LLaDA2.0-Uni: Unifying Multimodal Understanding and Generation with Diffusion Large Language Model
Inclusion AI, Tiwei Bie, Haoxing Chen, Tieyuan Chen, Zhenglin Cheng, Long Cui, Kai Gan, Zhicheng Huang, Zhenzhong Lan, Haoquan Li, Jianguo Li, Tao Lin, Qi Qin, Hongjun Wang, Xiaomei Wang, Haoyuan Wu, Yi Xin, Junbo Zhao
2026-04-23
Summary
This paper introduces LLaDA2.0-Uni, a new artificial intelligence model that can understand and create both text and images at the same time, all within a single system.
What's the problem?
Existing AI models often handle text and images separately, requiring different systems for each. This makes it difficult for them to truly *understand* the relationship between what things look like and what they are described as. Also, generating high-quality images can be slow and inefficient.
What's the solution?
The researchers built LLaDA2.0-Uni using a few key ideas. First, they convert images into a code-like format. Then, they use a powerful language model, similar to those used for text, to process both the text and the image codes. Finally, they have a decoder that turns the image codes back into actual, detailed images. They also sped up the image generation process with clever optimizations and a special training method.
Why it matters?
This model is important because it represents a step towards AI that can seamlessly work with different types of information – text, images, and potentially more – in a unified way. This could lead to more powerful and versatile AI systems capable of complex reasoning and creative tasks, like generating images from text descriptions or editing existing images based on instructions.
Abstract
We present LLaDA2.0-Uni, a unified discrete diffusion large language model (dLLM) that supports multimodal understanding and generation within a natively integrated framework. Its architecture combines a fully semantic discrete tokenizer, a MoE-based dLLM backbone, and a diffusion decoder. By discretizing continuous visual inputs via SigLIP-VQ, the model enables block-level masked diffusion for both text and vision inputs within the backbone, while the decoder reconstructs visual tokens into high-fidelity images.
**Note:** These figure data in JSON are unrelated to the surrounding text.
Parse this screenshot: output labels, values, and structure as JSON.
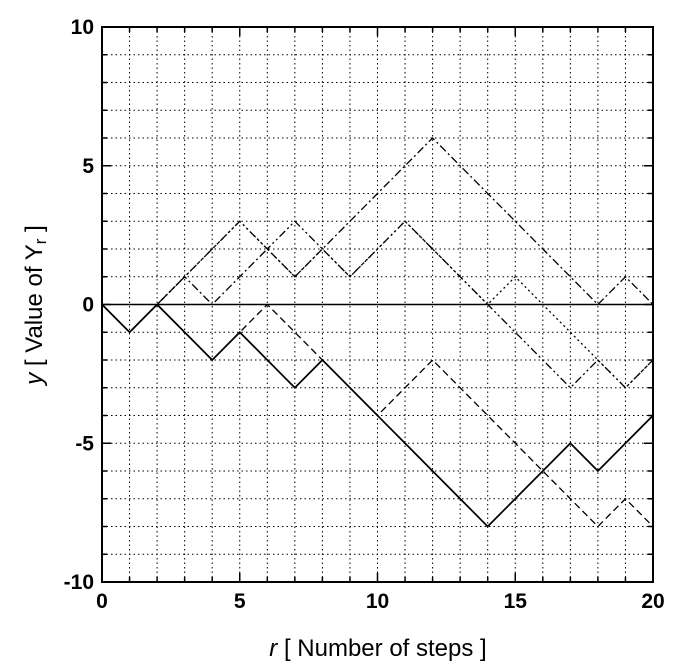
{
  "chart_data": {
    "type": "line",
    "xlabel": {
      "var": "r",
      "text": " [ Number of steps ]"
    },
    "ylabel": {
      "var": "y",
      "pre": " [ Value of Y",
      "sub": "r",
      "post": " ]"
    },
    "xlim": [
      0,
      20
    ],
    "ylim": [
      -10,
      10
    ],
    "x_ticks": [
      "0",
      "5",
      "10",
      "15",
      "20"
    ],
    "y_ticks": [
      "10",
      "5",
      "0",
      "-5",
      "-10"
    ],
    "x_minor_step": 1,
    "y_minor_step": 1,
    "grid": true,
    "grid_style": "dotted",
    "legend": "none",
    "reference_line_y": 0,
    "x": [
      0,
      1,
      2,
      3,
      4,
      5,
      6,
      7,
      8,
      9,
      10,
      11,
      12,
      13,
      14,
      15,
      16,
      17,
      18,
      19,
      20
    ],
    "series": [
      {
        "style": "solid",
        "values": [
          0,
          -1,
          0,
          -1,
          -2,
          -1,
          -2,
          -3,
          -2,
          -3,
          -4,
          -5,
          -6,
          -7,
          -8,
          -7,
          -6,
          -5,
          -6,
          -5,
          -4
        ]
      },
      {
        "style": "dash-dot",
        "values": [
          0,
          -1,
          0,
          1,
          0,
          1,
          2,
          1,
          2,
          3,
          4,
          5,
          6,
          5,
          4,
          3,
          2,
          1,
          0,
          1,
          0
        ]
      },
      {
        "style": "dotted",
        "values": [
          0,
          -1,
          0,
          1,
          2,
          3,
          2,
          1,
          2,
          1,
          2,
          3,
          2,
          1,
          0,
          1,
          0,
          -1,
          -2,
          -3,
          -2
        ]
      },
      {
        "style": "dash-dot-dot",
        "values": [
          0,
          -1,
          0,
          1,
          2,
          3,
          2,
          3,
          2,
          1,
          2,
          3,
          2,
          1,
          0,
          -1,
          -2,
          -3,
          -2,
          -3,
          -2
        ]
      },
      {
        "style": "dashed",
        "values": [
          0,
          -1,
          0,
          -1,
          -2,
          -1,
          0,
          -1,
          -2,
          -3,
          -4,
          -3,
          -2,
          -3,
          -4,
          -5,
          -6,
          -7,
          -8,
          -7,
          -8
        ]
      }
    ]
  }
}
Inference efficiency is enhanced beyond parallel decoding through prefix-aware optimizations in the backbone and few-step distillation in the decoder. Supported by carefully curated large-scale data and a tailored multi-stage training pipeline, LLaDA2.0-Uni matches specialized VLMs in multimodal understanding while delivering strong performance in image generation and editing. Its native support for interleaved generation and reasoning establishes a promising and scalable paradigm for next-generation unified foundation models. Codes and models are available at https://github.com/inclusionAI/LLaDA2.0-Uni.